Tajemnica Cieni - rozdział 5

Rozdział V
Złe duchy

   To była ciemna i tajemnicza noc. Na zewnątrz rozpętała się straszliwa burza, wstrząsając oknami Alfei. Mimo to wszyscy wewnątrz szkoły zdawali się być pogrążeni w głębokim śnie.
   Prawie wszyscy. Musa przewróciła się na drugi bok i starała się zapomnieć o tym nieszczęsnym dniu, ale wspomnienia nadal nie dawały jej spokoju. Podczas jednej z jej prób rozpętała się wielka bójka - w każdym razie tak wielka, jak może być, kiedy bije się siedem osób.
   Jej instrumenty latały po całym dziedzińcu, ciskane w przeciwników wraz z zaklęciami. Kto by pomyślał, że nowi uczniowie tak się pokłócą? pomyślała Musa, siadając na skraju swojego łóżka. A zaczęło się od zwykłej kłótni rodzeństwa.
   Felix pogryzł się ze starszą siostrą, która postanowiła zostać wróżką i przybyła dziś do Alfei. To była zwykła trochę żartobliwa wymiana zdań jaką zwykle prowadzą rodzeństwa, ale inni przyjęli to inaczej. Trafia i Astia opowiedziały się za stroną Felixa, a przyjaciółki jego siostry za nią.
   Najpierw to była głośna kłótnia, po chwili jednak przeszli do rękoczynów i zaczęli obrzucać się nie tylko wyzwiskami, ale też klątwami i czarami. Nim Musie udało się ich powstrzymać zniszczyli kilka cennych instrumentów i poranili się wzajemnie, tak że kilku z nich wylądowało u szalonego doktora.
   Potem wszyscy zostali wysłani do dyrektorki i za karę musieli wysprzątać całą szkołę, a jako że dopiero zaczynali, nie bardzo wiedzieli jak w tym celu użyć magii. Musa uśmiechnęła się mimowolnie. Pamiętała jeszcze czasy, kiedy to one musiały to robić. To były wspaniałe czasy. Kiedy były pewne, że pokonają każdą trudność, każdą przeszkodę stojącą im na drodze, jeśli tylko pozostaną razem.

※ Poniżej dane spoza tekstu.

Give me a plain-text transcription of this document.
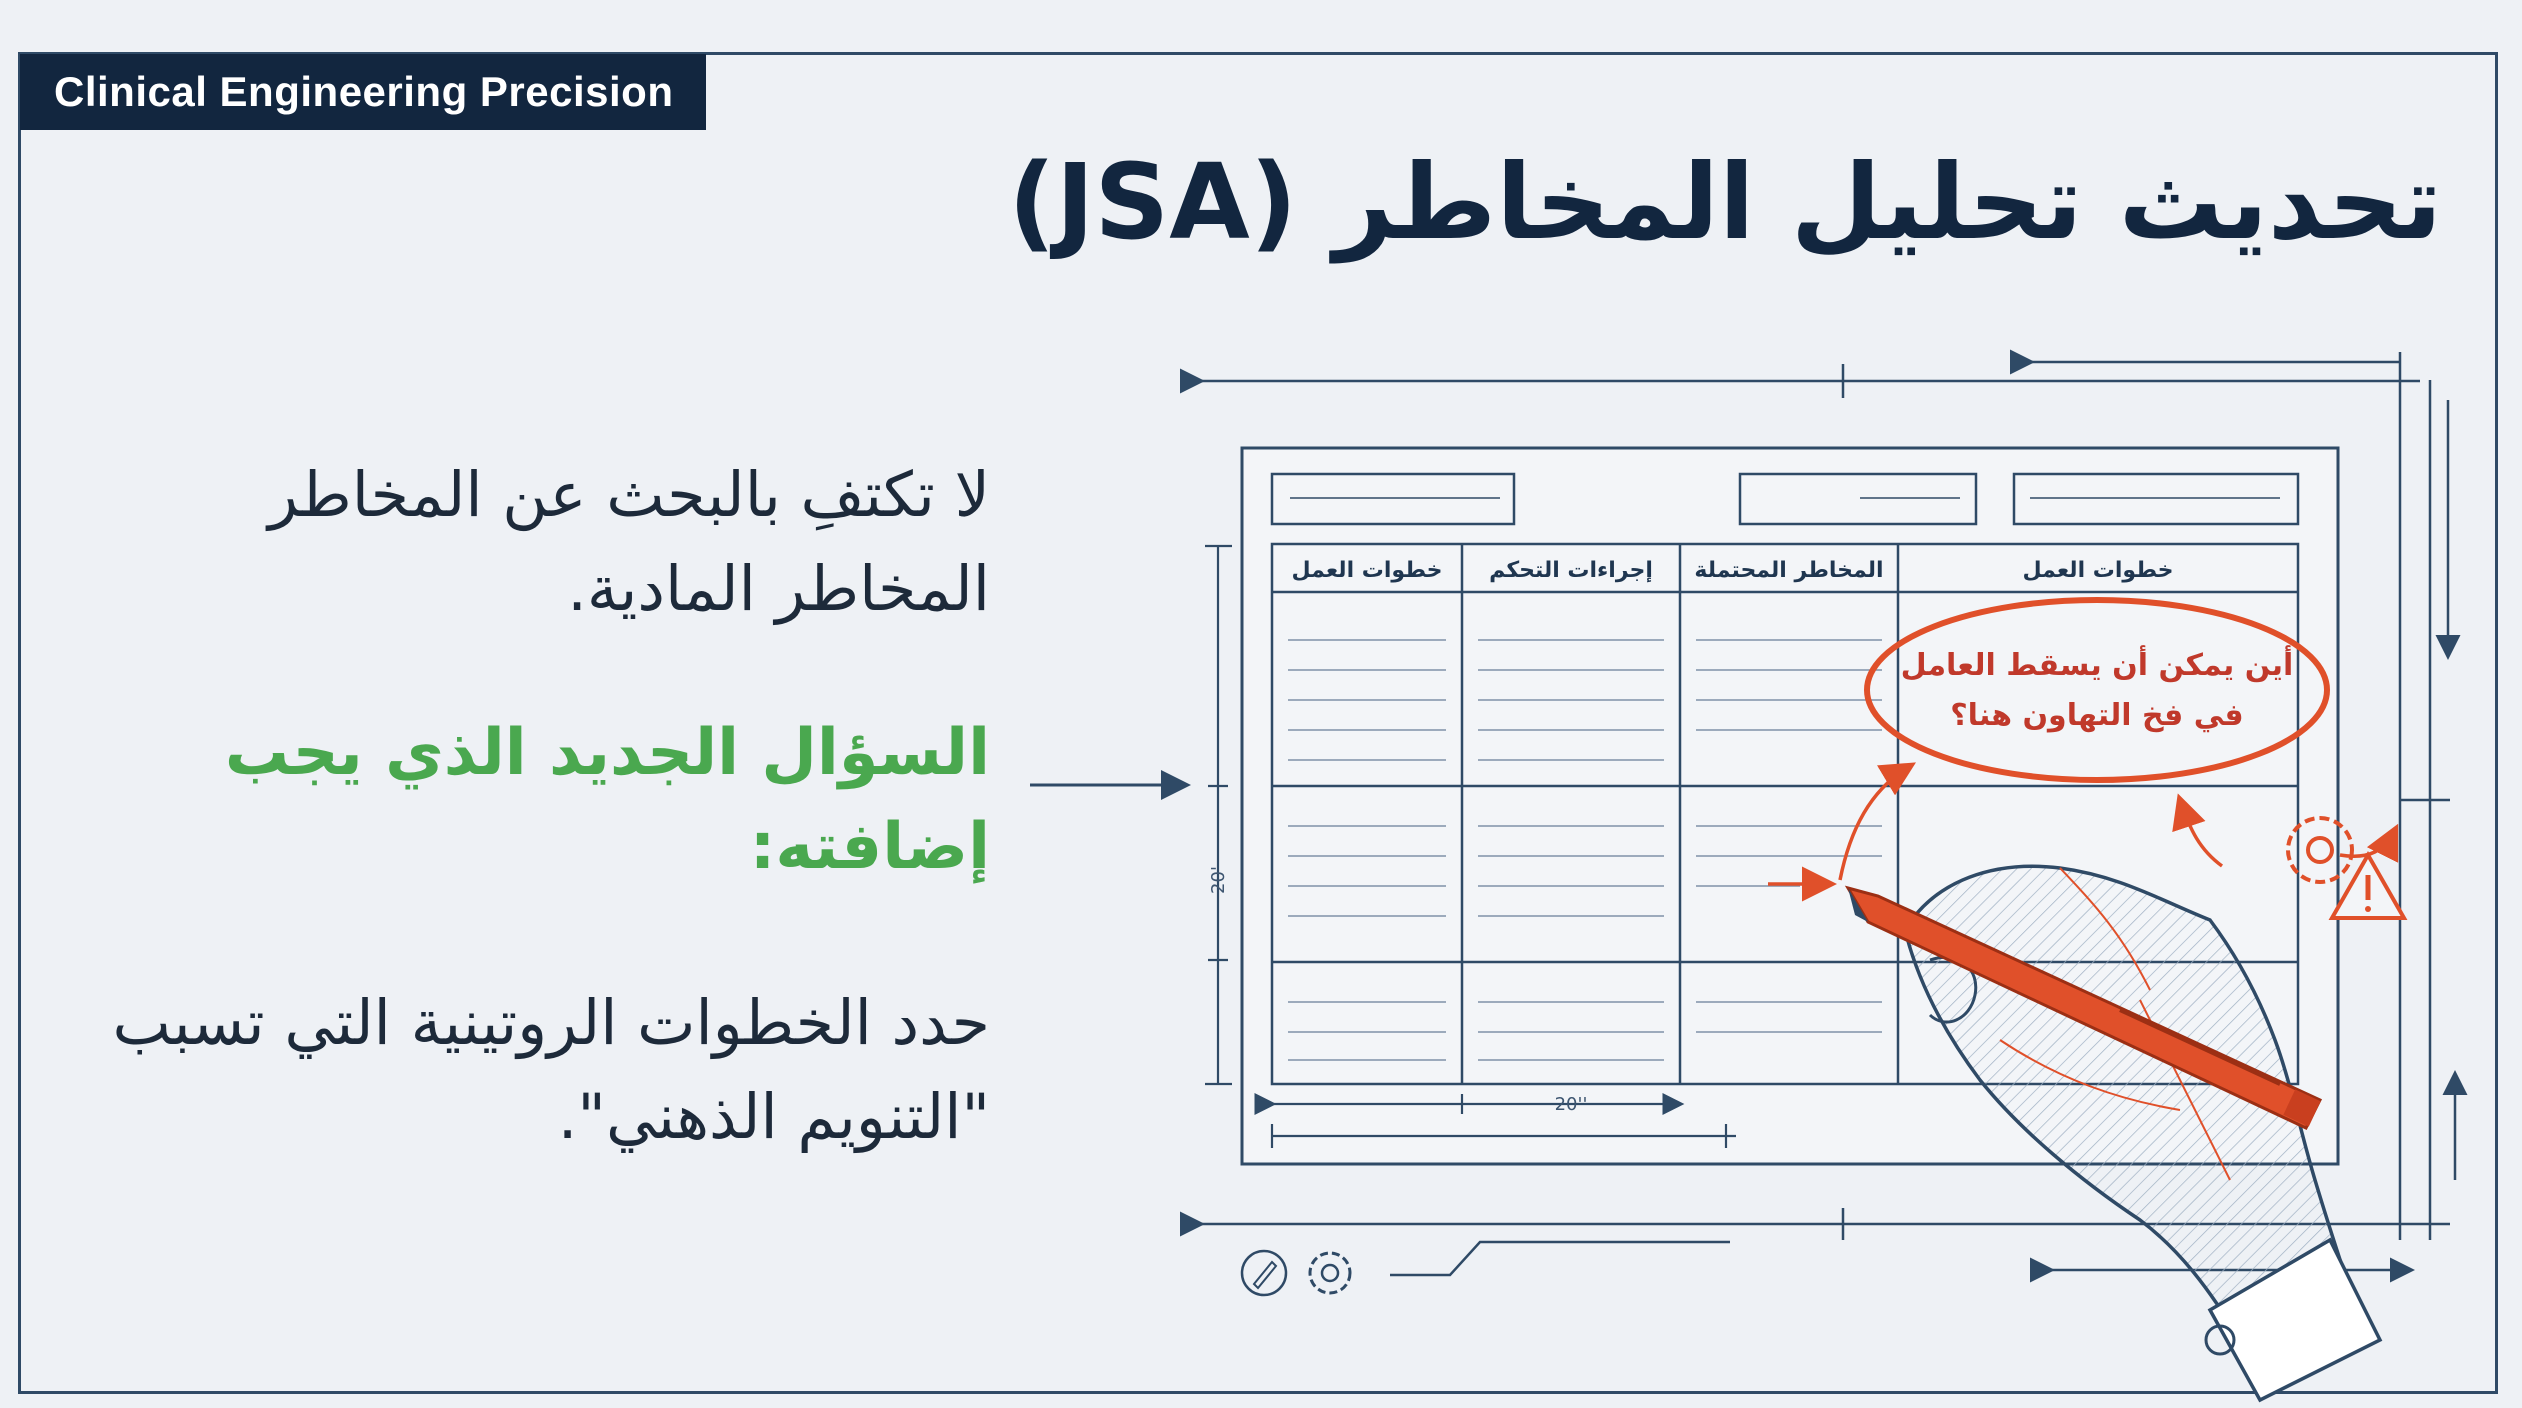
Clinical Engineering Precision
تحديث تحليل المخاطر (JSA)
لا تكتفِ بالبحث عن المخاطر
المخاطر المادية.
السؤال الجديد الذي يجب
إضافته:
حدد الخطوات الروتينية التي تسبب
"التنويم الذهني".
خطوات العمل إجراءات التحكم المخاطر المحتملة	خطوات العمل
20'
20''
أين يمكن أن يسقط العامل
في فخ التهاون هنا؟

   Uśmiech uciekł jej z twarzy. Przecież teraz nie jesteśmy razem. Spojrzała na puste łóżko Tecny. Miała jakąś niezwykle ważną sprawę w królestwie i przed zapadnięciem zmroku zniknęła, nie mówiąc jej ani jednego słowa, zostawiła tylko krótki liścik. Bloom, Stella i Layla też nagle się rozpłynęły, więc została tu tylko Flora, która korzystając z nieobecności współlokatorki kolejny raz zamieniła pokój w laboratorium naukowe i zajmowała się tam swoimi roślinami. Była tak zajęta przygotowywaniem się do nowego roku szkolnego, że nie dało się z nią porozmawiać dłużej niż przez chwilę.
   No i był jeszcze Riven. Dowiedziała się, że jest w Magix, więc zadzwoniła do niego czy nie mogliby się spotkać gdzieś na mieście, choćby i na chwilę. Dziwnym, jakby nie swoim głosem odpowiedział jej, że ma jakąś niezwykle ważną misję i nie może marnować swojego cennego czasu. Kiedy się rozłączył cisnęła komórka przez cały pokój.
   Przecież jeśli będę o tym rozmyślać, to nigdy nie zasnę. Wstała z łóżka i podeszła do okna, po którym ciekły strużki deszczu. Wiatr bił w okno, pragnąc je za wszelką siłę otworzyć, ale nie wychodziło mu to zbyt dobrze. Krople biły o kamienne ścieżki, wygrywając dobrze znaną sobie smutną melodię.
   Postanowiła wyjść i przejść się po szkole. Dzisiaj i tak już nie zaśnie, tego była pewna. A przecież o tej porze nie spotka nikogo. Nikt nie patrolował korytarzy szkolnych nocą, zwłaszcza jeśli rok szkolny jeszcze się nie zaczął. Wsunęła kapcie i wyszła cicho, nie chcąc budzić śpiącej niedaleko Flory.
   Tak jak się spodziewała, wszędzie było ciemno, więc wyczarowała iskierkę światła, na tyle dużą by oświetlić sobie drogę, ale nie aż tak, żeby ktoś zobaczył ją z daleka. I ruszyła korytarzami, nie zastanawiając się nawet, którędy iść, ale zdając się na instynkt.
   Który zawiódł ją prosto do biblioteki. Stanęła przed wielkimi drzwiami i zastanowiła się po co niby tu przyszła. Nie musiała się niczego uczyć, nie chciało jej się czytać żadnej książki. Mimo to pchnęła cicho drzwi i weszła do środka.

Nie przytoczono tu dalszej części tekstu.